Hay dos cosas en este breve fragmento que para mi gusto son muy alusivas y que nos acompañarán a lo largo de estas discursiones, y son precisamente la apreciación del desencadenamiento de la violencia como espectáculo y como manifestación de una ley que no pudiendo ser de otro modo lo es por necesidad. Ese espectáculo será precisamente el de la escenificación de esa ley y de su violencia, haciéndonos por un lado sumisos si participamos catárticamente de ella y garantizándonos nuestra inmunidad o, por otro, reaccionarios si nos distanciamos en un gesto transgresor que compromete nuestra identidad, de un espectáculo que empieza a cuestionar su lugar tras mirarse viendo la violencia misma.

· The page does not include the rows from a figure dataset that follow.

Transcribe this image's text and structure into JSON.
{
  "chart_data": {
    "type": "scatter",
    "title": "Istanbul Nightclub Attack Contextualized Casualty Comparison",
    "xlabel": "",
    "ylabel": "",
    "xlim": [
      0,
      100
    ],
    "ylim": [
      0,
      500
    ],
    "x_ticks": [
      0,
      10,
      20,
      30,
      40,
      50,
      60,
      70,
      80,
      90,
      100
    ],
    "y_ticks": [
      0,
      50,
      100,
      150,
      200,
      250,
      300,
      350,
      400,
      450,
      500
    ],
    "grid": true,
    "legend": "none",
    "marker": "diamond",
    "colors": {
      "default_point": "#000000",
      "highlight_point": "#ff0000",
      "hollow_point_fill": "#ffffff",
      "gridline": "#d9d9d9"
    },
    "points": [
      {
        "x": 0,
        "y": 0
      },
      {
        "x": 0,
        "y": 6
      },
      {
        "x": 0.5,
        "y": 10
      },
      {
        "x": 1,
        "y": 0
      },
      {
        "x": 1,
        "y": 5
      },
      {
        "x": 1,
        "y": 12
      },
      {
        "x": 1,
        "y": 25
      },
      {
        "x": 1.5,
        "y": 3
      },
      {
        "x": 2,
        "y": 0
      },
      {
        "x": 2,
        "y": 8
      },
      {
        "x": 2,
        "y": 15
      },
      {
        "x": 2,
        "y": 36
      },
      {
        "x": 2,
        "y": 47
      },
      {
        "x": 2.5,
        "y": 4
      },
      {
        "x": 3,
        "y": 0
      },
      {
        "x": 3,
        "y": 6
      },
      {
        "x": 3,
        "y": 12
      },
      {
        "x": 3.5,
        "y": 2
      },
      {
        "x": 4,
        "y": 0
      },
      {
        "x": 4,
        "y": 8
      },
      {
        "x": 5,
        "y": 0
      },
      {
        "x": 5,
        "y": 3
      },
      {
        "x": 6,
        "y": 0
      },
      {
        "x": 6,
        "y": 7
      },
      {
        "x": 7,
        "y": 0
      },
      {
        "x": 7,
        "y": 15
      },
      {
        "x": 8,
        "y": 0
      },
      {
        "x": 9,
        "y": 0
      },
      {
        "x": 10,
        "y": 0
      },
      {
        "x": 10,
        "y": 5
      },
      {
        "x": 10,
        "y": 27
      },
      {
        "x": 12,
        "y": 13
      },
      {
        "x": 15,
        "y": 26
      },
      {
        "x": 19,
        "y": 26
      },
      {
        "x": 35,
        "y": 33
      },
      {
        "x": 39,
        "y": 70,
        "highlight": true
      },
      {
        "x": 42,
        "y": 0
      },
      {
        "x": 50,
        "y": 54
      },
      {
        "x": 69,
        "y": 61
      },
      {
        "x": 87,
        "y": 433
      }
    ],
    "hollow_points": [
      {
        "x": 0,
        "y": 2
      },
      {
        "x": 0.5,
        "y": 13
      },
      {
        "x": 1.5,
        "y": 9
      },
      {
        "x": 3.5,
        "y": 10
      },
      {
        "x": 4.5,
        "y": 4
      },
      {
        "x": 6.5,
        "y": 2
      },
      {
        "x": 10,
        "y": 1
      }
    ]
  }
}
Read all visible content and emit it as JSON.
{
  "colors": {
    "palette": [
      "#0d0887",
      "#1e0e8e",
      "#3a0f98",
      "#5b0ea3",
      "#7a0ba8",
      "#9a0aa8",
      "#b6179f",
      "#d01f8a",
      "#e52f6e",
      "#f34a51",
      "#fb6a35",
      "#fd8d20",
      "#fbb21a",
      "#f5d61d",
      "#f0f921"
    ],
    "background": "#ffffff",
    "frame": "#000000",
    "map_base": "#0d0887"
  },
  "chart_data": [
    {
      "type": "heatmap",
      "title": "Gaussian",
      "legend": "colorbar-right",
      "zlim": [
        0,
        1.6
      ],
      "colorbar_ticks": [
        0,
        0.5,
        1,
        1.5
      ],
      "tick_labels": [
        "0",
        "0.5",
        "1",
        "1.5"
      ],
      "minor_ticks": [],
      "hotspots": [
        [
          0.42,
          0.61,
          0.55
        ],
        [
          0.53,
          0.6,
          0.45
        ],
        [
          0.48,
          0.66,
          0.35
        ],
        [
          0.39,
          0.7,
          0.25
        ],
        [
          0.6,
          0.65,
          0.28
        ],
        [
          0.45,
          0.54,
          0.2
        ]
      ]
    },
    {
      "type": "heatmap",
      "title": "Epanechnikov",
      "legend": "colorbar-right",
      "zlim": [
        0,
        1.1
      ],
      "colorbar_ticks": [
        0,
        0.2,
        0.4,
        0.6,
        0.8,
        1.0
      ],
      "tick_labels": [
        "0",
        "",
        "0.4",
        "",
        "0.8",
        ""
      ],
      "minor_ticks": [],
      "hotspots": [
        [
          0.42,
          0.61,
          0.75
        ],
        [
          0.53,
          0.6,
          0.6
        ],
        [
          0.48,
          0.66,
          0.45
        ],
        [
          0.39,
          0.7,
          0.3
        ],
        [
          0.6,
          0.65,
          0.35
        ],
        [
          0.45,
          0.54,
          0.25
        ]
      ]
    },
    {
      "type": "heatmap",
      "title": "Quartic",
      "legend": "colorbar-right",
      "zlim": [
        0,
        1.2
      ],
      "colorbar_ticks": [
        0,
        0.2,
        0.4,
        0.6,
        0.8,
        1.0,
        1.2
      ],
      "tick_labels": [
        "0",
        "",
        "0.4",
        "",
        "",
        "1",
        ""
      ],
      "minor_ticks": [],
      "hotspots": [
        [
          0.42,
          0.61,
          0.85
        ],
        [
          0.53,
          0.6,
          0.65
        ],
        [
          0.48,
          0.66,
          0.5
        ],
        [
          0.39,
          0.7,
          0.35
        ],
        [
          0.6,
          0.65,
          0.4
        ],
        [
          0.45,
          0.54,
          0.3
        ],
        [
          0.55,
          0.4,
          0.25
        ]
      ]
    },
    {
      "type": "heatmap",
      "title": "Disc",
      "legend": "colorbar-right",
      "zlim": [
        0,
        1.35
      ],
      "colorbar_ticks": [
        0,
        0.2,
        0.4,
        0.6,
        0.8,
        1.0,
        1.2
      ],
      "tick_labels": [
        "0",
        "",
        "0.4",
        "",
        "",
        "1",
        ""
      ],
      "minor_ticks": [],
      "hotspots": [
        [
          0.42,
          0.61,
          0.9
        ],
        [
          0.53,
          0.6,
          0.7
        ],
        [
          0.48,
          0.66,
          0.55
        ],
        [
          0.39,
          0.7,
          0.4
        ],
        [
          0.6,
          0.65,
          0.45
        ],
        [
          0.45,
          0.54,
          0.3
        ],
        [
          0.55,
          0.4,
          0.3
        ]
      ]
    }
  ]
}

En otro orden de cosas tengo que alegar que es bastante complicado hacer un corte o una criba del cine de terror del siglo XXI en cuanto que llevamos menos de un cuarto de siglo para vaticinar toda una línea temática. No obstante me parece que este ejercicio aportará mucho para los años posteriores en donde la comparación será evidente y donde ya se aprecia una evolución incluso dentro del subgénero –Home invasion– que viene del acecho de los fantasmas al hogar –sobre todo en el terror gótico-, y que ahora son los extranjeros, y el clima se va reduciendo de la familia convencional, a la familia con un solo hijo, hasta llegar en los últimos largometrajes a las parejas turistas, sin hijos fuera de su propio hogar, o a las solteras vulnerables acotando mucho más el perímetro en un gesto muy alusivo a la tendencia al aislamiento del ser humano. Seguramente el reino y la ilusión de Airbnb como simulacro del hogar también acabe teniendo sus episodios terroríficos. Todo esto tiene que ver sin duda con ese simulacro de invulnerabilidad del hogar y de los últimos cambios del siglo.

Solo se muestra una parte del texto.